Solving system of linear equations that consists of a few matrices

64 Views Asked by At

I have a task to write a Matlab program that get LU-decomposition of a given matrix
$A$ and then solves a system of linear equations using the obtained decomposition.

$Mz = f $, where $M = \left(\begin{array}[c c] - I & A\\ A^T & 0 \end{array}\right)$

Before I start with coding, I have a problem with the theoretical part of this task, mainly how to approach such an equation that is made of a few matrices.

1

There are 1 best solutions below

0
On BEST ANSWER

Let $2m$ denote the dimension of $M$. You are familiar with the case of $m=1$. Here $$ Mz: = \begin{bmatrix} 1 & a \\ a & 0 \end{bmatrix} \begin{bmatrix} z_1 \\ z_2 \end{bmatrix} = \begin{bmatrix} f_1 \\ f_2 \end{bmatrix} =:f$$ The symbols ":=" and "=:" indicate that we are defining objects, i.e., $M$ and $z$ as well as $f$. This linear system is equivalent to $$\begin{align} z_1 + az_2 &= f_1, \\ a z_1 + 0 \cdot z_2 &=f_2. \end{align}$$ In the case of $m>1$, the vectors $f$ and $z$ are still split in two, but the "components" are now vectors in $\mathbb{R}^m$. The linear system reads $$ Mz: = \begin{bmatrix} I & A \\ A^T & 0 \end{bmatrix} \begin{bmatrix} z_1 \\ z_2 \end{bmatrix} = \begin{bmatrix} f_1 \\ f_2 \end{bmatrix} =:f$$ where $z_i \in \mathbb{R}^{m}$ and $f_i \in \mathbb{R}^{m}$. This linear system is equivalent to $$\begin{align} z_1 + Az_2 &= f_1, \\ A^T z_1 + 0 \cdot z_2 &=f_2. \end{align}$$ Your matrix $M$ is special case of a block matrix/partitioned matrix.
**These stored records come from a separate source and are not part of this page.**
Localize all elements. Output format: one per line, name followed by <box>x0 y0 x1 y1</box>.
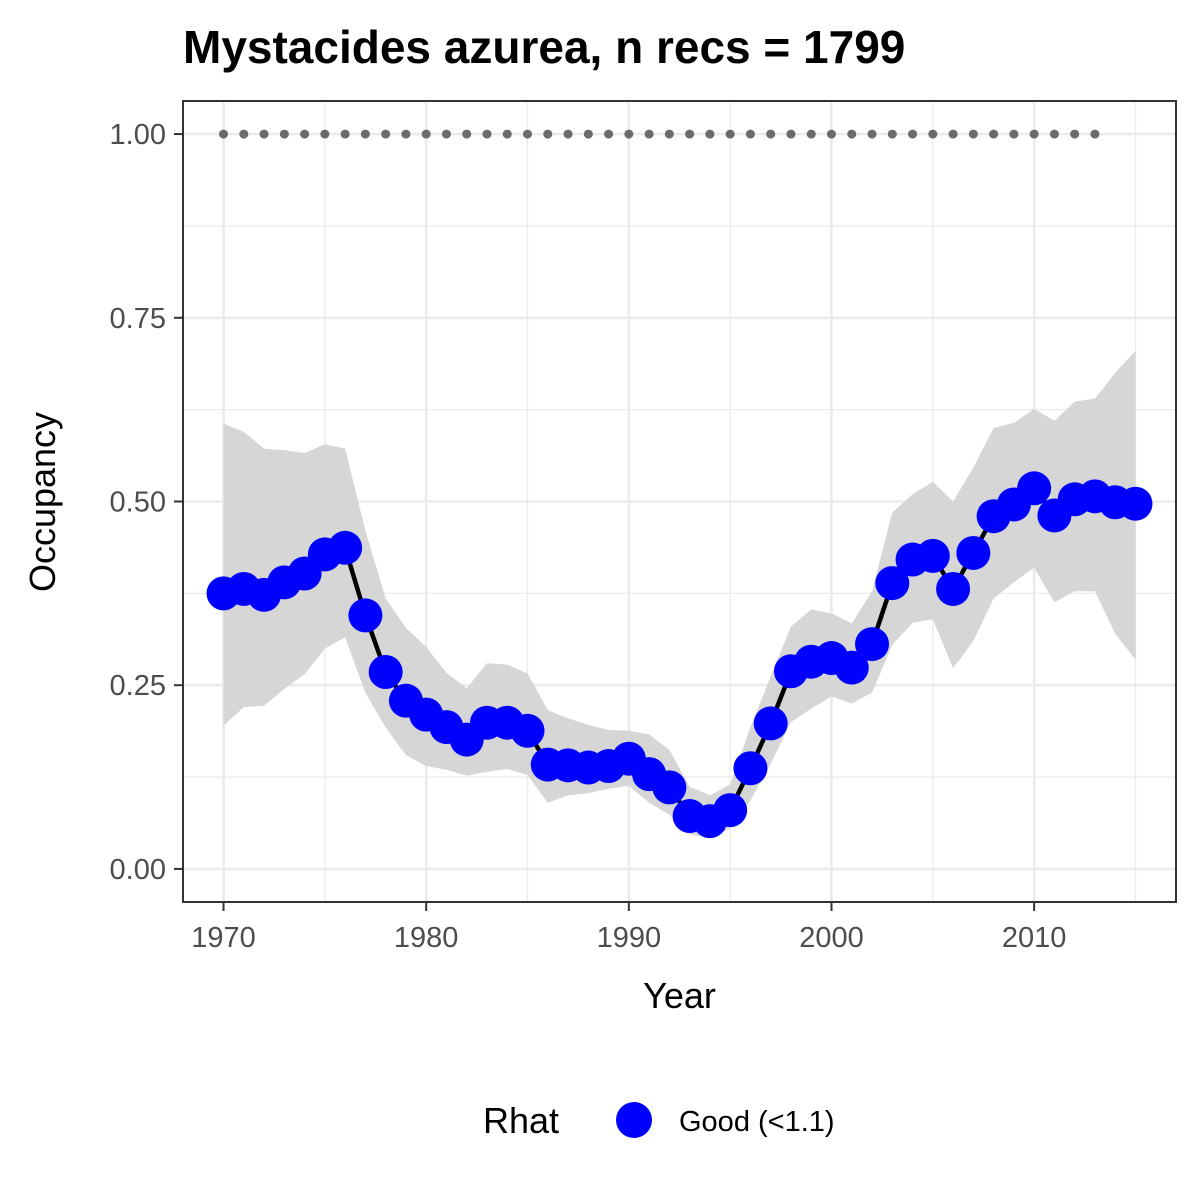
reference-dot <box>1009 129 1019 139</box>
reference-dot <box>482 129 492 139</box>
data-point <box>713 793 748 828</box>
reference-dot <box>543 129 553 139</box>
reference-dot <box>745 129 755 139</box>
reference-dot <box>644 129 654 139</box>
reference-dot <box>867 129 877 139</box>
legend-label-good: Good (<1.1) <box>679 1106 835 1138</box>
data-point <box>936 571 971 606</box>
y-axis-title: Occupancy <box>22 412 63 592</box>
reference-dot <box>320 129 330 139</box>
reference-dot <box>523 129 533 139</box>
trend-line <box>223 486 1136 824</box>
legend-key-good <box>616 1102 652 1138</box>
reference-dot <box>340 129 350 139</box>
reference-dot <box>259 129 269 139</box>
reference-dot <box>624 129 634 139</box>
reference-dot <box>1070 129 1080 139</box>
reference-dot <box>908 129 918 139</box>
reference-dot <box>806 129 816 139</box>
data-point <box>855 627 890 662</box>
reference-dot <box>300 129 310 139</box>
reference-dot <box>766 129 776 139</box>
reference-dot <box>462 129 472 139</box>
data-point <box>1118 486 1153 521</box>
legend-title: Rhat <box>483 1100 559 1141</box>
reference-dot <box>441 129 451 139</box>
reference-dot <box>219 129 229 139</box>
reference-dot <box>685 129 695 139</box>
data-point <box>348 598 383 633</box>
reference-dot <box>826 129 836 139</box>
x-tick-label: 2010 <box>1002 922 1067 954</box>
reference-dot <box>401 129 411 139</box>
legend: Rhat Good (<1.1) <box>483 1100 835 1141</box>
reference-dot <box>1090 129 1100 139</box>
data-point <box>1017 471 1052 506</box>
y-tick-label: 1.00 <box>110 119 166 151</box>
reference-dot <box>847 129 857 139</box>
reference-dot <box>989 129 999 139</box>
reference-dot <box>604 129 614 139</box>
y-tick-label: 0.75 <box>110 303 166 335</box>
reference-dot <box>583 129 593 139</box>
reference-dot <box>786 129 796 139</box>
reference-dot <box>239 129 249 139</box>
reference-dot <box>664 129 674 139</box>
reference-dot <box>725 129 735 139</box>
reference-dot <box>421 129 431 139</box>
data-point <box>328 530 363 565</box>
x-axis-title: Year <box>643 975 716 1016</box>
reference-dot <box>968 129 978 139</box>
chart-title: Mystacides azurea, n recs = 1799 <box>183 21 905 73</box>
trend-line-layer <box>223 486 1136 824</box>
data-point <box>733 751 768 786</box>
data-point <box>510 713 545 748</box>
reference-dot <box>563 129 573 139</box>
y-tick-label: 0.00 <box>110 854 166 886</box>
reference-dot <box>381 129 391 139</box>
reference-dot <box>928 129 938 139</box>
x-axis: 1970 1980 1990 2000 2010 <box>191 902 1066 954</box>
data-point <box>875 566 910 601</box>
reference-dot <box>887 129 897 139</box>
y-axis: 0.00 0.25 0.50 0.75 1.00 <box>110 119 183 886</box>
data-point <box>652 770 687 805</box>
reference-dot <box>948 129 958 139</box>
reference-dot <box>1029 129 1039 139</box>
data-point <box>753 706 788 741</box>
data-point <box>368 654 403 689</box>
y-tick-label: 0.25 <box>110 670 166 702</box>
x-tick-label: 2000 <box>799 922 864 954</box>
occupancy-points-layer <box>206 471 1153 839</box>
data-point <box>956 535 991 570</box>
data-point <box>834 650 869 685</box>
reference-dot <box>1049 129 1059 139</box>
x-tick-label: 1990 <box>597 922 662 954</box>
reference-dot <box>279 129 289 139</box>
reference-dot <box>502 129 512 139</box>
x-tick-label: 1980 <box>394 922 459 954</box>
reference-dots-layer <box>219 129 1100 139</box>
reference-dot <box>705 129 715 139</box>
reference-dot <box>360 129 370 139</box>
x-tick-label: 1970 <box>191 922 256 954</box>
y-tick-label: 0.50 <box>110 487 166 519</box>
data-point <box>915 538 950 573</box>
A more general discussion of how to multiply block/partitioned matrices can be found in this answer to this question.


Standard Gaussian elimination is an example of a scalar algorithm, because it operates on individual real numbers, i.e., scalars. There is a block variant of Gaussian elimination which is structurally identical to the scalar algorithm but operates on blocks. Let us consider your example. It is clear that $$\begin{align} z_1 + Az_2 &= f_1, \\ A^T z_1 + 0 \cdot z_2 &=f_2. \end{align}$$ implies $$\begin{align} A^T z_1 + A^TA z_2 &= A^T f_1, \\ A^T z_1 + 0 \cdot z_2 &=f_2. \end{align}$$ We can now eliminate $z_1$ and find that $$ - A^T A z_2 = f_2 - A^T f_1.$$ Once this system has been solved with respect to $z_2$ we can compute $z_1$ using $$z_1 = f_1 - Az_2.$$ There are a couple of points to mention. Above the horizontal line I treated $A$ as a square matrix. I deliberately sacrificed generality for the sake of clarity. Below the horizontal line, I am allowing $A$ to be an $m$ by $n$ matrix. This implies that $z_1 \in \mathbb{R}^m$ and $z_2 \in \mathbb{R}^n.$ I need $A^TA$ to be nonsingular, so $A$ must have full rank, i.e., I must have $m \ge n$. In other words, $A$ must be a tall matrix. Moreover, we should not form the matrix $A^TA$ because this matrix can be very ill-conditioned. Instead we can compute a QR factorization of $A$, i.e., $A = QR$, where $Q$ is orthgonal and $R$ is upper triangular. In reality, this is just the Gram-Schmidt algorithm applied to $A$. Then $A^T A = R^T Q^T Q R = R^T R$. We see that the Cholesky factorization of $A^TA = LL^T$ is immediately available to us with $L = R^T$.